Elections in Arunachal Pradesh are distinct from those in other states. Here elections are fought not only on the lines of development but kinship and matrimony as well. The ambience of the elections has once again put so much of life in every individual. The first-time voters as well as the old ones have been revitalized.
The capital, which was recently torn apart, is decorated with colourful flags and banners, accompanied by political rhetoric, claims, counter-claims, brawls, and new promises (while the old ones are yet to be fulfilled).
The unique feature of this election is that we are witnessing the emergence of a new class – the ‘young intellectual voters’ – who are giving a hard time to all the contesting candidates.

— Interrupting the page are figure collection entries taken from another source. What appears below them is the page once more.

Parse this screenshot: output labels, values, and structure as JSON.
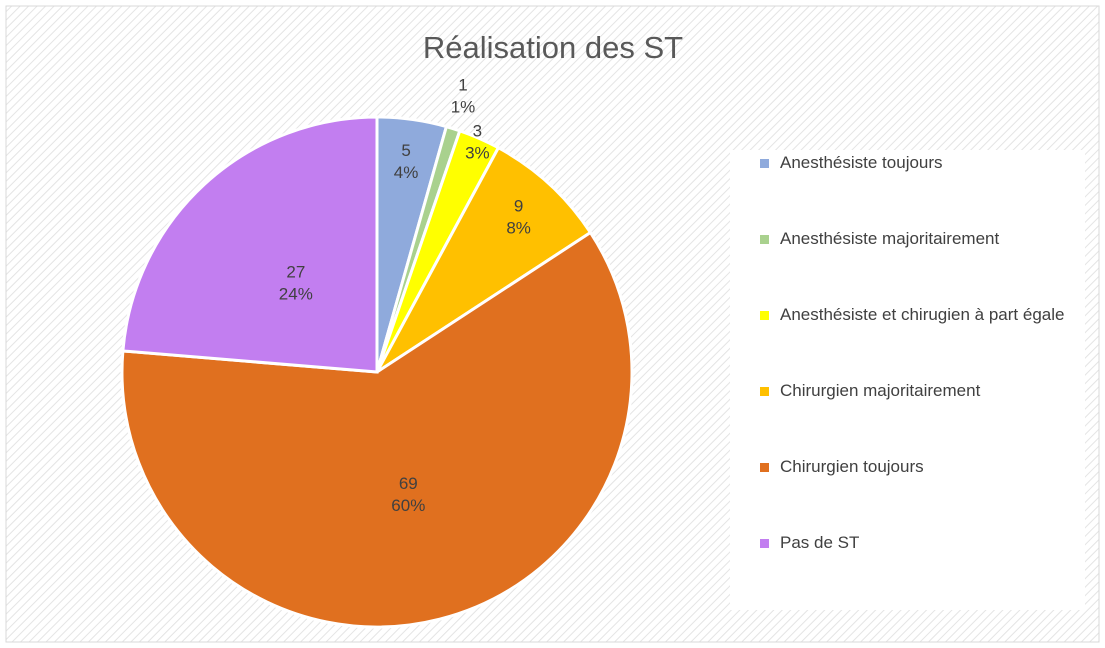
{
  "chart_data": {
    "type": "pie",
    "title": "Réalisation des ST",
    "categories": [
      "Anesthésiste toujours",
      "Anesthésiste majoritairement",
      "Anesthésiste et chirugien à part égale",
      "Chirurgien majoritairement",
      "Chirurgien toujours",
      "Pas de ST"
    ],
    "values": [
      5,
      1,
      3,
      9,
      69,
      27
    ],
    "percent_labels": [
      "4%",
      "1%",
      "3%",
      "8%",
      "60%",
      "24%"
    ],
    "colors": [
      "#8faadc",
      "#a9d18e",
      "#ffff00",
      "#ffc000",
      "#e0701f",
      "#c27ef0"
    ],
    "legend": "right"
  }
}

However, I feel that there should be debates and discussions on two pertinent issues on which the whole elections should have been fought. Firstly, the contentious citizenship amendment bill (CAB), which plans to provide Indian citizenship to non-Muslims of neighbouring counties, which is a serious threat to the northeastern states, mainly those sharing boundaries with the SAARC countries. The fear of the people of the Northeast is that if the bill became and act the region would become a dumping ground and outsiders would soon outnumber the indigenous populations. This fear is validated by the present scenario of Tripura, where the indigenous population has been reduced to a minority since 1971.
In the context of Arunachal Pradesh, we are protected under the BEFR 1873 (inner line system), and there might be no immediate ramifications of the CAB; but the contentious bill has the potential to provoke illegal immigrants to knock legal doors, challenging the precedence of the CAB over the BEFR. And let’s not be blind to the recent Supreme Court order which has fallen in favour of granting citizenship to Chakmas and Hajongs.

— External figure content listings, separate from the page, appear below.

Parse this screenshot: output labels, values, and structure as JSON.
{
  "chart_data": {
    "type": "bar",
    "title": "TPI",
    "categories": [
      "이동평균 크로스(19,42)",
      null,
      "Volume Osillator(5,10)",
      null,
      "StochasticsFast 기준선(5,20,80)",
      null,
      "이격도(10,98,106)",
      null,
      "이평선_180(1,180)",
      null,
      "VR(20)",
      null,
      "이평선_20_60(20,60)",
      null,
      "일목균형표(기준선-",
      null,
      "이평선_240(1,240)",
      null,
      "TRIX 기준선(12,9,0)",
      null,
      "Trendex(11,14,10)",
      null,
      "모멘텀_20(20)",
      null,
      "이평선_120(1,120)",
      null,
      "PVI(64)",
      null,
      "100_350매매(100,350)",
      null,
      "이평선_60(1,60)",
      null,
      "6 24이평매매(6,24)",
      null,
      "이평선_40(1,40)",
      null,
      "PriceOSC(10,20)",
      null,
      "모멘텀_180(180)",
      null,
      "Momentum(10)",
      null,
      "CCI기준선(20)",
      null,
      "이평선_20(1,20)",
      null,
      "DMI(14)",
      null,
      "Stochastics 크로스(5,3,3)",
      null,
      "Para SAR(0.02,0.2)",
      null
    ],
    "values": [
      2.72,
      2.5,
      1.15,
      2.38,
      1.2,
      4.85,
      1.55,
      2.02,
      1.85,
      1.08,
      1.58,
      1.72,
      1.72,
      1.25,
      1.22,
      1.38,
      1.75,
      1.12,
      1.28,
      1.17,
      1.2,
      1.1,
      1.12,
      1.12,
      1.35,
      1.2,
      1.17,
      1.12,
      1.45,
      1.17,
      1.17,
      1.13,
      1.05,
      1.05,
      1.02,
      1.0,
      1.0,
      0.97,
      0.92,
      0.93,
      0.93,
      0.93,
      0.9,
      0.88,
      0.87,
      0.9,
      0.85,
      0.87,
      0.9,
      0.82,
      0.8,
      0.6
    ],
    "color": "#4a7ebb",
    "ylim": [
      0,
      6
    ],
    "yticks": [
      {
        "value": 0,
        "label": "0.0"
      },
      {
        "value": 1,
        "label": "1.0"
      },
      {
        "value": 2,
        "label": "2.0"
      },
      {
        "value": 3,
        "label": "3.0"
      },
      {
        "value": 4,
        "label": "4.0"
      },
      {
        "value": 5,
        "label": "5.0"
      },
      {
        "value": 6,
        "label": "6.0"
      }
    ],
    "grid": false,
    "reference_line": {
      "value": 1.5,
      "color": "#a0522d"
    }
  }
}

We should also be aware that the BEFR is a colonial legislation and Arunachal, enlisted under Article 371 (H), doesn’t categorically have any constitutional protection, unlike Article 371 (A) of Nagaland which guarantees the Nagas their way of life, without interference from any parliamentary enactment, unless the legislative assembly by a resolution so decides.

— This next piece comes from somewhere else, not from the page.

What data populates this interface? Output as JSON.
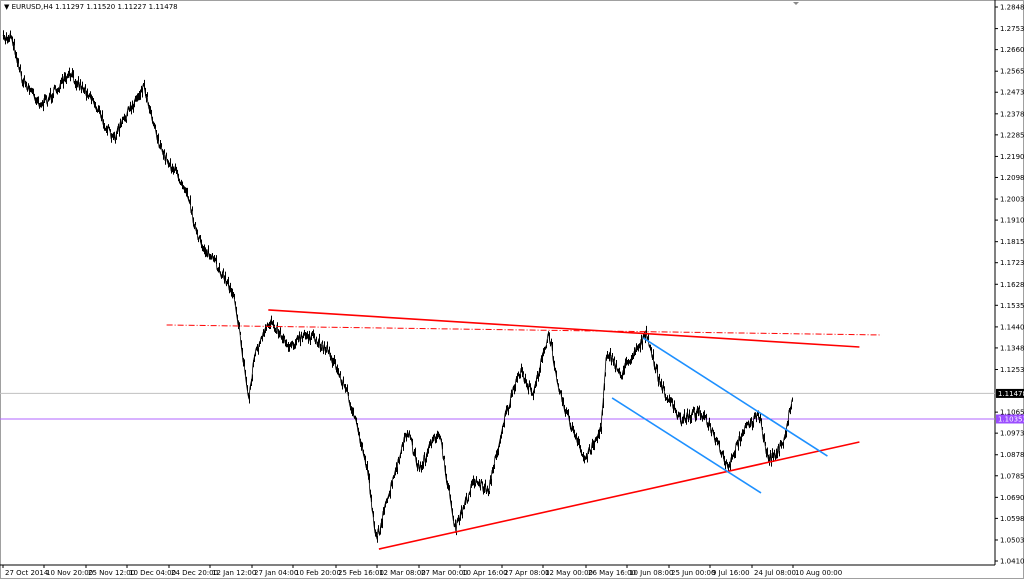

Further, the government of the day has been pushing for implementation of Article 44 (uniform civil code), which was included in their poll manifesto of 2014. If implemented, it will have serious ramifications on tribal rights. A uniform civil code (UCC) will abridge the fundamental rights granted under Article 29, which gives the minorities the right to save their cultures. The tribal customary laws, in particular, will have sharp disagreements with the UCC.
This letter must not be read as an attempt to create an anti-government hysteria by bringing forth the contentious issues during election time. The act of asking questions is the very essence of democracy. Behind every question there is a questioner, and behind every questioner there is the urge to know the truth.
As we go to the polls, let’s treasure our votes and not sell them for freebies. Our founding fathers fought for ‘one vote equal to one value’, so that we may exercise our universal franchise with utmost sincerity and right judgment.